La poésie engagée : un outil de dénonciation
Le poète, un combattant
- Certains estiment que le rôle du poète est de dénoncer. La poésie engagée existe pour cette raison. Il s'agit alors de défendre ses idées. C'est le cas d'Aragon avec "Strophe pour se souvenir". Il rend hommage à des résistants de la Seconde Guerre mondiale qui ont été condamnés à mort. Il continue de lutter pour eux en écrivant ce poème.
- La poésie devient une arme. Elle s'inscrit dans son époque. Elle n'est plus nécessairement intemporelle, elle devient actuelle. Victor Hugo écrit pour rendre le monde meilleur. Dans Les Châtiments, il dénonce le pouvoir de l'empereur en place et l'appelle "Napoléon le Petit". Victor Hugo a été exilé pour avoir défié le pouvoir.
- La Fontaine dénonce l'injustice dans "Les Animaux malades de la peste".
La poésie : une arme
- La poésie joue sur les images. C'est donc une arme très forte. Elle permet de frapper l'imagination. Elle peut persuader facilement son lecteur. De plus, la poésie est souvent courte. Elle est facile à retenir.
- Les répétitions font de la poésie une arme incantatoire. "Au nom des larmes dans le noir…/ […] Au nom des hommes en prison…/ Au nom des femmes déportées" de Paul Éluard.
- Dans la poésie, on peut utiliser différents registres pour dénoncer. Victor Hugo utilise la satire pour se moquer de Napoléon III, Baudelaire utilise le pathétique quand il parle des pauvres.
Un éloge de la résistance
- Mais finalement, dénoncer, c'est aussi rendre hommage, on l'a vu, à ceux qui résistent. Rendre hommage, n'est-ce pas célébrer ? Tout en dénonçant, la poésie soutient donc ceux qui se battent.
- On peut aussi dénoncer pour célébrer une idée. Victor Hugo demande le retour de la République et de ses valeurs dans Les Châtiments. Dénoncer, n'est-ce pas célébrer indirectement ?
- Dans "Le Dormeur du Val", Rimbaud décrit l'innocence fauchée d'un jeune soldat. Il oppose à la guerre la jeunesse. Il célèbre les jeunes gens et regrette leur mort inutile.

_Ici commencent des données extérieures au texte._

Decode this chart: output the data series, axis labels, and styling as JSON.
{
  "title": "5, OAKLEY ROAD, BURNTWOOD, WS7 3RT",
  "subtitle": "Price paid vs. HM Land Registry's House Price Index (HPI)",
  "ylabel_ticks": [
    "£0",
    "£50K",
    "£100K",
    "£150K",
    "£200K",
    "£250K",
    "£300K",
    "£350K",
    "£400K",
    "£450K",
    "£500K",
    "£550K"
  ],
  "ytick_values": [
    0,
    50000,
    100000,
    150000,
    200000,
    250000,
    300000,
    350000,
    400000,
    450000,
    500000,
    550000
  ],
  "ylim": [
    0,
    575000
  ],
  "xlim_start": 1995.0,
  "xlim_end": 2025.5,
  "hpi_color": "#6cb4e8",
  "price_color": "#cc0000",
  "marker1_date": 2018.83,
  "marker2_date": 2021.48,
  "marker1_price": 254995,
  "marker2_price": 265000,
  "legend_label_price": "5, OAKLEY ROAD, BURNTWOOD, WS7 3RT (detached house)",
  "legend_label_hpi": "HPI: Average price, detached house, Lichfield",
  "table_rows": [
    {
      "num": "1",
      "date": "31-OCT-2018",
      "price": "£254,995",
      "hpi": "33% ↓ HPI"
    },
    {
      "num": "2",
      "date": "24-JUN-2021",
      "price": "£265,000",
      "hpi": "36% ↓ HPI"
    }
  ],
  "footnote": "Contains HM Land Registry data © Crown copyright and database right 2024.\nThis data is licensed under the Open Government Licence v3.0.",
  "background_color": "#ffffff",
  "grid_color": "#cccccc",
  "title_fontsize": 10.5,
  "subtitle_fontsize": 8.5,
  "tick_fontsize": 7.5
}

- Surtout, on l'a vu, le poète utilise toujours des mots pour décrire des images. Qu'il fasse l'éloge de la beauté ou qu'il dénonce quelque chose, c'est toujours en trouvant ce qui, dans le langage, permet de frapper, de célébrer, de révéler. La poésie est donc toujours une célébration du langage.
La poésie est donc née pour célébrer la vie, pour chanter la beauté, l'héroïsme et la nature. Elle a longtemps été associée à ce qui est noble, à ce qui est grand. Petit à petit, la poésie n'a plus été de longs poèmes épiques, de glorieux vers pour les héros ou les dieux. Elle est devenue un art au service du quotidien, un art qui célèbre les plus démunis. Elle a aussi été utilisée pour dénoncer, pour se révolter.
La poésie, car elle utilise toutes les ressources du langage, est idéale pour célébrer la vie. Finalement, qu'importe la fonction que lui donne le poète, elle est toujours, et peut-être même d'abord, une célébration de la parole, de la musique de la langue, du pouvoir des mots.